The Labor Department's July jobs report beat expectations this morning by adding 255,000 jobs in the last month. Labor force participation climbed as well, to 62.8%, from 62.7% in June.

That's significantly higher than expected, with economists initially projecting that the U.S. would add only about 180,000 jobs. Hourly earnings also climbed about 2.6% year over year.

Unemployment held steady at 4.9% on average, though rates varied for different groups:

Adult men (4.6%)
Adult women (4.3%)
Teenagers aged 16 to 19 (15.6%)
Whites (4.3%)
Blacks (8.4%)
Asians (3.8%)
Hispanics (5.4%)

The reason jobs numbers can rise while unemployment stays the same is that unemployment measures only those people who are actively looking for work: The rise in labor participation suggests a growing number of Americans — who may have been discouraged after the recession, and stopped looking for work — are back on the market.

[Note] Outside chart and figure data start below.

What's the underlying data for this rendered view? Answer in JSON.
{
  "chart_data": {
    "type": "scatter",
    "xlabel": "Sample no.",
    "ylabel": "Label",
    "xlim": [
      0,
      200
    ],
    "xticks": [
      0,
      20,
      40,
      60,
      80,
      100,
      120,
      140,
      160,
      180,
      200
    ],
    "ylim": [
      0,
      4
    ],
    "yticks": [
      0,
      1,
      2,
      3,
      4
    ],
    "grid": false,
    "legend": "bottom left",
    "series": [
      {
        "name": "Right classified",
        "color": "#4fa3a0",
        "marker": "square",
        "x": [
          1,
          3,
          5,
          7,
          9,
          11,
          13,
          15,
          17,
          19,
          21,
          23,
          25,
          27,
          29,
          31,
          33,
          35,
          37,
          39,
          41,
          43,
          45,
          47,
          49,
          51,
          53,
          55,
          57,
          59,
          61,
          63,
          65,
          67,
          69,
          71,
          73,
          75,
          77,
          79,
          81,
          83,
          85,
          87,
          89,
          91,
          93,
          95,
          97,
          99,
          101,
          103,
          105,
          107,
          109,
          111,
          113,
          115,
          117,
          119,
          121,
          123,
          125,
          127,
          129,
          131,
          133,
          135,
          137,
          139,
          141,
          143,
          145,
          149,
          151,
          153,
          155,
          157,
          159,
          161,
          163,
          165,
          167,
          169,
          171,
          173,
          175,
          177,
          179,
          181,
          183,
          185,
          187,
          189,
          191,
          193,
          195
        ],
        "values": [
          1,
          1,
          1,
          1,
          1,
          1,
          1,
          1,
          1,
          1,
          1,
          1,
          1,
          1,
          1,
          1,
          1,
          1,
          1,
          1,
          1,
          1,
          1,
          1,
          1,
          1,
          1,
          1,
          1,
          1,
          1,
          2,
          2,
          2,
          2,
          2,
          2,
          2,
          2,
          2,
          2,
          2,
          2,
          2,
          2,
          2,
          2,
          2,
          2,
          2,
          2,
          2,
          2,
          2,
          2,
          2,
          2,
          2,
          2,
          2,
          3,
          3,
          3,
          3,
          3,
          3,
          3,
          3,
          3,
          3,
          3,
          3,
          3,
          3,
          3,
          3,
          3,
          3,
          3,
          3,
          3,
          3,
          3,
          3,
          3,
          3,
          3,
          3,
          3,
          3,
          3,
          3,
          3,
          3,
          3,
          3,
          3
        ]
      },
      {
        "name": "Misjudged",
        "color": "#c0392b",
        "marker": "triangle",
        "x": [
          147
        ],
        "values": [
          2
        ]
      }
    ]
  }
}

Another piece of good news: Full-time positions are increasingly available.

And, though it might not feel like it for some, average wages are also rising.

Mark Hamrick, a senior economic analyst at, said in an email to Mic that the "somewhat reassuring report" boded well for Democratic presidential nominee Hillary Clinton, because "it is hard to construct a realistic scenario where the U.S. economy looks substantially different from now when voters head to the polls."

In other words, good news on jobs while a Democrat is in office is good for the Democratic nominee.